Furthermore, and highly relevant when considered in comparison with traditional definitions of both character and virtue, values are not typically tied to a particular moral code or standard. More specifically, values are considered by many to be primarily situationally determined (cf., Mone & McKinley, 1993), once again reinforcing the notion that, as most commonly considered today, values are devoid of any strict adherence to particular moral codes or standards (Wright & Wright, 2001).
Hunter (2000: xiii) goes even further in his criticism of values-based scientific inquiry in proposing that “Values are truths that have been deprived of their commanding character. . . .The very word ‘value’ signifies the reduction of truth to utility, taboo to fashion, conviction to mere preference; all provisional, all exchangeable.”Similar to the term lifestyle, values epitomize a world where nothing is sacred (Hunter, 2000). Some might consider Hunter’s conjecture that the widespread rise in popularity of values-based research in the social sciences is directly responsible for the commensurate decline in interest in character (and virtue) as extreme,but he presents a coherent,well-reasoned argument to document his case.

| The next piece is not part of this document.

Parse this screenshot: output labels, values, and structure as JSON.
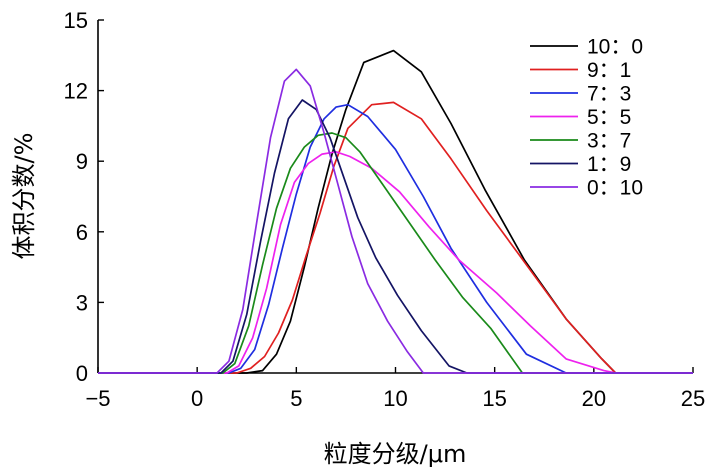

I found the above segments interesting, due to my experience in strategic planning for many different kinds of organizations. When I work with executives on Mission, our reason for being, and Vision, where we want to be in X years, they are extremely excited and engaged. But when we talk about defining our core values, almost everyone checks out. It’s easy to know why. In most organizations, core values bear no relationship to the actual activities of the company. A company says its values are innovation or integrity, but it puts little funding into R&D; and has a sleazy sales force, so everyone knows that the values are a lie at worst, an HR exercise at best, not something to live by.
The discussion I have with people to help hone in on their true core values has always been — what is so important to you personally, that if you had to compromise it in order to keep your company in business, you wouldn’t compromise it, and you’d let your company fail? Individual execs in senior leadership positions can come up with answers to that, but the problem is, it’s different for everyone in the room, and getting folks to agree is an exercise in compromise. Values, as a subset of character or virtue, only really work when they’re embodied by the leader, and when they are constantly communicated and reinforced by the leadership of the organization, and when leadership regularly demonstrates how those values were part of a business decision. There are a few companies that do this well — the CEO’s of Patagonia and Smith and Hawken come to mind — but it’s harder as a company gets larger. But Google and Apple seem to do this well, and GE does to a lesser extent. The problem is consistently reinforcing values also means that when you get an employee who does not embody those values, he needs to either change his behavior or leave the company. If his performance is good, well, most people will be willing to compromise on those values. So are they truly important?